In the parking lot of the Save-a-Lot on Howard, there is a 24hr laundromat known as the Spin Cycle. Due to its premium location and infinite hours of operation, it is the ultimate weapon in the arsenal of inclusion, and opens the city of Baltimore like a busted stitch opens a wound. (Or like a coat hanger opens a car door? Eh?)
On the many occasions that I have taken advantage of this particular laundromat, I have encountered a great variety of neighborhood folks. Once a slimey guy handed me a business card for the Kitty Cat Club, and invited me to its barbeque (which I missed because of a preexisting engagement, despite his promises of all you can eat ribs). Another time a baby clarified for me the fuzzy lyrics of Beyonce's 'Halo,' and told me about her own dreams of fame and glory. Yet another time a stupid boy told me about breaking his skull open "at a punk show," and how he didn't realize it for seven days, and how now he can't play chess because he mistook his brains leaking out for symptoms of the flu. Even a lady's simple speculation of the possible cost (in five minute increments) of the dry-time for six pairs of jeans can create a forum for further shit-shooting about Judge Judy and The Bowel Cleanse Diet.
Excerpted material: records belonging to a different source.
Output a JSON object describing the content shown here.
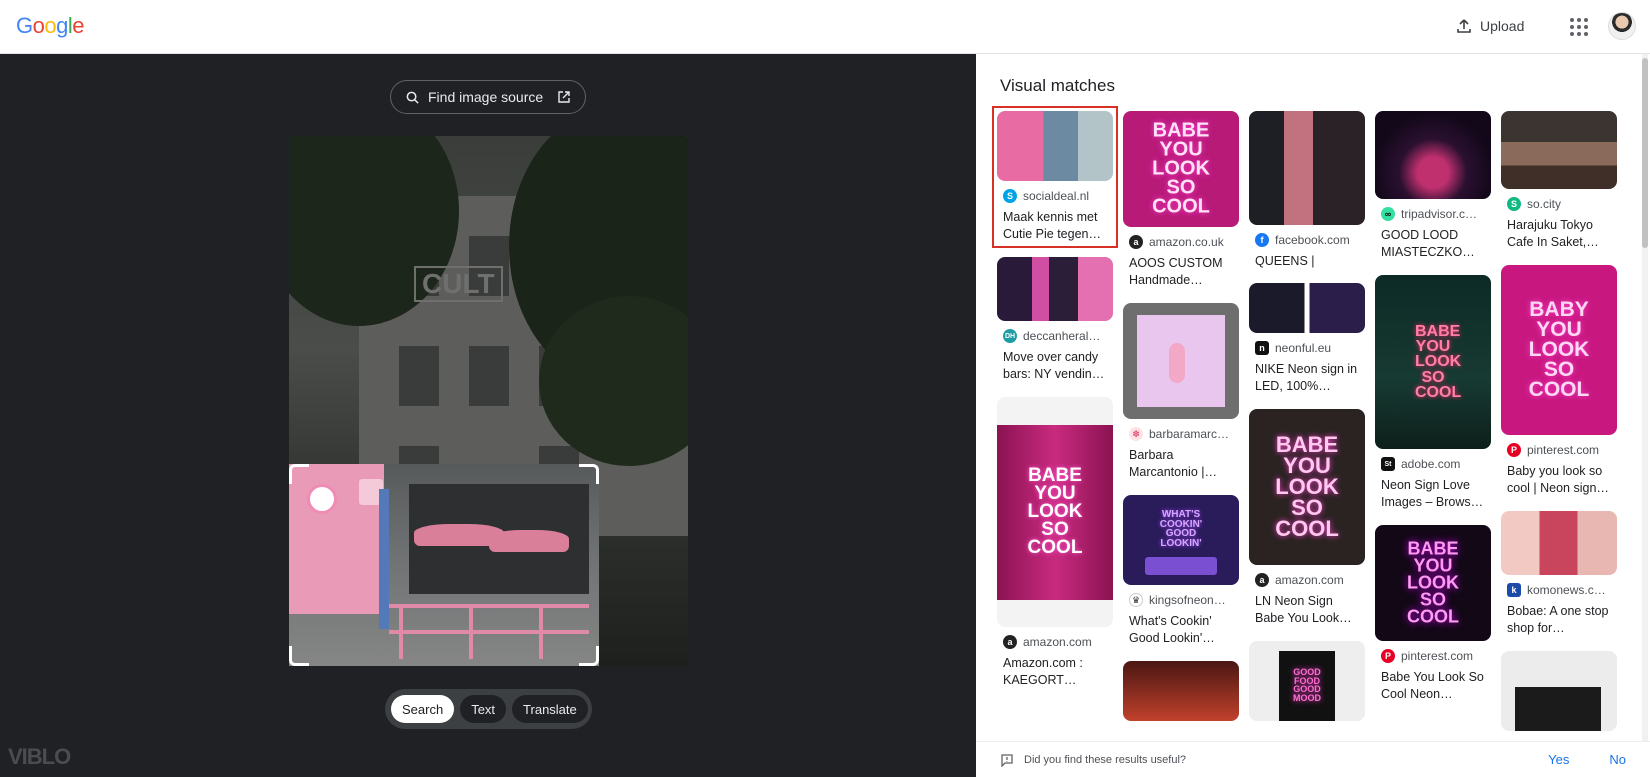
{
  "header": {
    "logo": "Google",
    "upload_label": "Upload"
  },
  "left": {
    "find_source_label": "Find image source",
    "modes": [
      "Search",
      "Text",
      "Translate"
    ],
    "active_mode": "Search",
    "watermark": "VIBLO",
    "photo_sign": "CULT"
  },
  "right": {
    "title": "Visual matches",
    "columns": [
      [
        {
          "site": "socialdeal.nl",
          "title": "Maak kennis met Cutie Pie tegen…",
          "fav_color": "#00a2e8",
          "fav_letter": "S",
          "selected": true
        },
        {
          "site": "deccanheral…",
          "title": "Move over candy bars: NY vendin…",
          "fav_color": "#1c9ca3",
          "fav_letter": "DH"
        },
        {
          "site": "amazon.com",
          "title": "Amazon.com : KAEGORT…",
          "fav_color": "#222222",
          "fav_letter": "a"
        }
      ],
      [
        {
          "site": "amazon.co.uk",
          "title": "AOOS CUSTOM Handmade…",
          "fav_color": "#222222",
          "fav_letter": "a",
          "neon": "BABE YOU LOOK SO COOL"
        },
        {
          "site": "barbaramarc…",
          "title": "Barbara Marcantonio |…",
          "fav_color": "#e25a7a",
          "fav_letter": "✽"
        },
        {
          "site": "kingsofneon…",
          "title": "What's Cookin' Good Lookin'…",
          "fav_color": "#333333",
          "fav_letter": "♛",
          "neon": "WHAT'S COOKIN' GOOD LOOKIN'"
        }
      ],
      [
        {
          "site": "facebook.com",
          "title": "QUEENS | London",
          "fav_color": "#1877f2",
          "fav_letter": "f"
        },
        {
          "site": "neonful.eu",
          "title": "NIKE Neon sign in LED, 100%…",
          "fav_color": "#111111",
          "fav_letter": "n"
        },
        {
          "site": "amazon.com",
          "title": "LN Neon Sign Babe You Look…",
          "fav_color": "#222222",
          "fav_letter": "a",
          "neon": "BABE YOU LOOK SO COOL"
        },
        {
          "site": "",
          "title": "",
          "neon": "GOOD FOOD GOOD MOOD"
        }
      ],
      [
        {
          "site": "tripadvisor.c…",
          "title": "GOOD LOOD MIASTECZKO…",
          "fav_color": "#34e0a1",
          "fav_letter": "∞"
        },
        {
          "site": "adobe.com",
          "title": "Neon Sign Love Images – Brows…",
          "fav_color": "#111111",
          "fav_letter": "St",
          "neon": "BABE YOU LOOK SO COOL"
        },
        {
          "site": "pinterest.com",
          "title": "Babe You Look So Cool Neon…",
          "fav_color": "#e60023",
          "fav_letter": "P",
          "neon": "BABE YOU LOOK SO COOL"
        }
      ],
      [
        {
          "site": "so.city",
          "title": "Harajuku Tokyo Cafe In Saket,…",
          "fav_color": "#10b981",
          "fav_letter": "S"
        },
        {
          "site": "pinterest.com",
          "title": "Baby you look so cool | Neon sign…",
          "fav_color": "#e60023",
          "fav_letter": "P",
          "neon": "BABY YOU LOOK SO COOL"
        },
        {
          "site": "komonews.c…",
          "title": "Bobae: A one stop shop for…",
          "fav_color": "#1b4aa8",
          "fav_letter": "k"
        }
      ]
    ],
    "feedback": {
      "question": "Did you find these results useful?",
      "yes": "Yes",
      "no": "No"
    }
  }
}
Not only the Spin Cycle itself, but the entire area surrounding the establishment is mega-inclusive. There are guys pacing around trying to hawk stolen DVD's, there's a secret mechanic operation that changes oil and performs tune-ups on the sly, hack-taxi drivers are loitering around spitting sunflower seeds, and there are hooligan kids pretending that the parking lot is a paradise.
There are a few reasons why I nominate the Spin Cycle as one of the most open parts of Baltimore. Firstly, there is truth in the age-old phrase about 'airing out the dirty laundry;' when you're folding your tattered dainties alongside everybody, there really is useful shamelessness and a facility for interaction. Secondly, the vending machines are significantly cheaper than most, which is a tangible and friendly sort of openess. Thirdly, all sorts of people have to be there around the clock: children, olds, night shift security guards, hard-working moms, club girls, construction guys, friends, acquaintances, you know, everybody. Finally, the laundromat's role as a functional - yet fun!- utility of the lived everyday seems a more satisfyingly organic opener, rather than the standard commercialization that city's tend to apply as an opening tactic. The Spin Cylce zone is a spontaneous and necessary inclusionary tool.